Preschool Activities that Build Small Motor Control
To develop and strengthen small muscles in your child’s hands and fingers, offer them plenty of opportunities to naturally practice. The following list will give you a general idea of what to do with your child to provide them fine motor skills practice.
- Tracing/Writing: At first, don’t worry so much about tracing letters and numbers so much as just giving them something – anything – to trace with a crayon or marker. Any opportunities they have to pick up a writing utensil of any kind, and trace a shape or a path, let them. Sometimes the best thing you can do for them is to provide them with a wide range of writing/coloring utensils and a blank piece of paper and let them go at it. You’ll see that they naturally begin to lean toward the use of one hand (right or left) and begin to gain strength and control.
- Catching and Throwing: To improve hand-eye coordination, give your child a small ball and invite him/her to play toss with you. Or, play a cornhole-style game or other activity in which they are required to aim at something when tossing.
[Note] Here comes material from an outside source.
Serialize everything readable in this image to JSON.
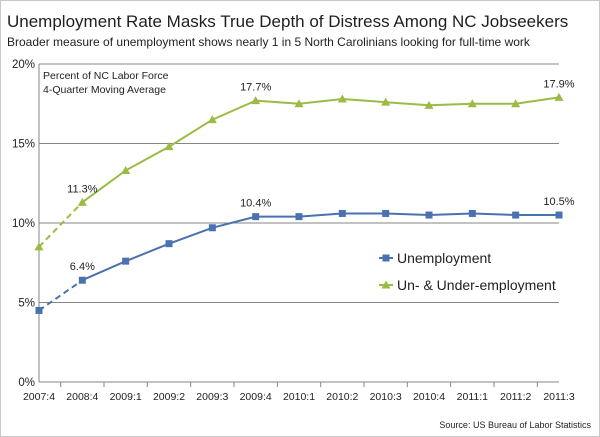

- Cutting and Pasting: The ability to use scissors is a skill that must be practiced often in order to gain full control over them to create the desired outcome. Scissors can be frustrating to small hands, and it’s useful to purchase a pair of ergonomic scissors made specifically for new learners (usually they contain a spring mechanism that helps provide some pressure against which the child can squeeze to work the scissors correctly). Any cut and paste activity will provide your child ample opportunity to practice skills, but look for those with large curves or wider angles, slightly curvy lines – those kinds of activities will provide just enough challenge, but not too much frustration as ones with more details or sharp curves/corners.
- Small Objects: Little hands need practice picking up small objects such as beans, beads, stamps, and stickers. Any engaging art activity that involves picking up and placing small objects into a desired pattern or placement is a great idea to allow them to learn to use their fingers well. Peeling stickers and decorating a craft project is a great way to motivate them to build their small muscle control.
- Playdough/Clay: Give your child a lump of playdough or modeling clay and let him poke and prod, press and mold, pinch and press items into it. These actions build strength in the hands and fingers that will transfer into other activities.
- Sensory Bins: There are a multitude of commercial and DIY sensory bin ideas on the internet as well as in teacher resource books. There are so many fun themes you can do with them! They give your child hours of experiential learning during free play. A big reason that teachers and homeschool moms use them is that they help children develop skills with grasping and purposefully moving and placing small items within the bins.
- Dress-Up: Playing dress up is a great way to practice fine motor skills such as opening and closing snaps and zippers, securing buttons, tying shoes, and styling the hair. All of these life skills are learned through play. Age-appropriate dress-up clothes and accessories help them develop their fine motor skills.
- Lacing and Stringing: Lacing cards are popular tools to give children opportunity to manipulate string or plastic “needles” through small holes. Stringing beads or dry pasta onto craft necklaces or bracelets also helps them to practice detailed movements in their fingers.
- Printable Resources: Coloring sheets, tracing pages, mazes, dot-to-dot puzzles, and cut-and-paste activities can be found online and downloaded for free or a small fee. Anything that involves the use of crayons, pencils, scissors, glue, or paint is the perfect activity to get little hands and fingers moving.
Sight Word Printables Sight words are words that need to be memorized as they are difficult to sound out with phonics. Use these free printable resources to teach your little ones the Dolch 220.
Math Printables Kindergarten is a great time to expand on counting skills and begin to learn some early math. We have resources to help your children learn number form, tally marks, number sequence, addition and subtraction.
Spelling Printables Kindergarten is a great time tostart a spelling notebook! We have some wonderful printable spelling tools to help children begin the process of building and identifying words.
There you have it! 9 perfect ideas for how to help your child gain skills in small motor control before kindergarten. If these activities are provided daily or at least weekly, your child will be ready for kindergarten before you know it!